In his opening remarks, Pakistan’s UN Ambassador Munir Akram also spotlighted Pakistan’s long-standing and enduring partnership with the UN Development System, saying that “over the last three years, the system has been put to the ultimate ‘stress test’.”
The COVID-19 pandemic has had a particularly devastating impact on the developing countries serviced by the UN development system; with health systems stretched and shattered; lives and livelihoods devastated; revenues eviscerated; large debt liabilities and little fiscal space to recover from the pandemic and keep their economies afloat.

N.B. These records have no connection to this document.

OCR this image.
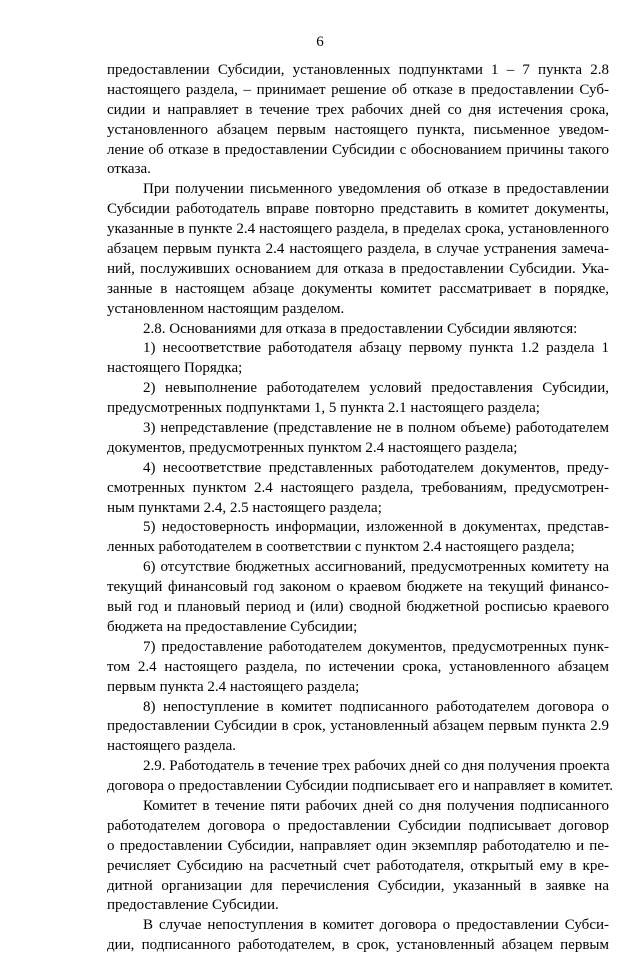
6
предоставлении Субсидии, установленных подпунктами 1 – 7 пункта 2.8
настоящего раздела, – принимает решение об отказе в предоставлении Суб-
сидии и направляет в течение трех рабочих дней со дня истечения срока,
установленного абзацем первым настоящего пункта, письменное уведом-
ление об отказе в предоставлении Субсидии с обоснованием причины такого
отказа.
При получении письменного уведомления об отказе в предоставлении
Субсидии работодатель вправе повторно представить в комитет документы,
указанные в пункте 2.4 настоящего раздела, в пределах срока, установленного
абзацем первым пункта 2.4 настоящего раздела, в случае устранения замеча-
ний, послуживших основанием для отказа в предоставлении Субсидии. Ука-
занные в настоящем абзаце документы комитет рассматривает в порядке,
установленном настоящим разделом.
2.8. Основаниями для отказа в предоставлении Субсидии являются:
1) несоответствие работодателя абзацу первому пункта 1.2 раздела 1
настоящего Порядка;
2) невыполнение работодателем условий предоставления Субсидии,
предусмотренных подпунктами 1, 5 пункта 2.1 настоящего раздела;
3) непредставление (представление не в полном объеме) работодателем
документов, предусмотренных пунктом 2.4 настоящего раздела;
4) несоответствие представленных работодателем документов, преду-
смотренных пунктом 2.4 настоящего раздела, требованиям, предусмотрен-
ным пунктами 2.4, 2.5 настоящего раздела;
5) недостоверность информации, изложенной в документах, представ-
ленных работодателем в соответствии с пунктом 2.4 настоящего раздела;
6) отсутствие бюджетных ассигнований, предусмотренных комитету на
текущий финансовый год законом о краевом бюджете на текущий финансо-
вый год и плановый период и (или) сводной бюджетной росписью краевого
бюджета на предоставление Субсидии;
7) предоставление работодателем документов, предусмотренных пунк-
том 2.4 настоящего раздела, по истечении срока, установленного абзацем
первым пункта 2.4 настоящего раздела;
8) непоступление в комитет подписанного работодателем договора о
предоставлении Субсидии в срок, установленный абзацем первым пункта 2.9
настоящего раздела.
2.9. Работодатель в течение трех рабочих дней со дня получения проекта
договора о предоставлении Субсидии подписывает его и направляет в комитет.
Комитет в течение пяти рабочих дней со дня получения подписанного
работодателем договора о предоставлении Субсидии подписывает договор
о предоставлении Субсидии, направляет один экземпляр работодателю и пе-
речисляет Субсидию на расчетный счет работодателя, открытый ему в кре-
дитной организации для перечисления Субсидии, указанный в заявке на
предоставление Субсидии.
В случае непоступления в комитет договора о предоставлении Субси-
дии, подписанного работодателем, в срок, установленный абзацем первым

“The climate catastrophe is simply the coup de grace atop these challenges,” the Pakistani envoy said.
But even as developing countries struggled, Ambassador Akram said, the UN development system responded with alacrity and coherence to the crises.
“During the pandemic, and even in the context of the floods in Pakistan, we have seen that assessments of the country’s needs are quickly prepared, enabling the Secretary-General to launch his appeals for emergency help in a timely manner.”
Undoubtedly, he said, the Resident Coordinator system has contributed to making the UN development system more coherent, impactful and efficient.
The UN Resident Coordinator in Islamabad, Harneis, also spoke as did representatives of member states and expressed their views about the UN development system.
The event was moderated by the Development Coordination office (DCO) Director, Assistant Secretary General Fernandez-Taranco.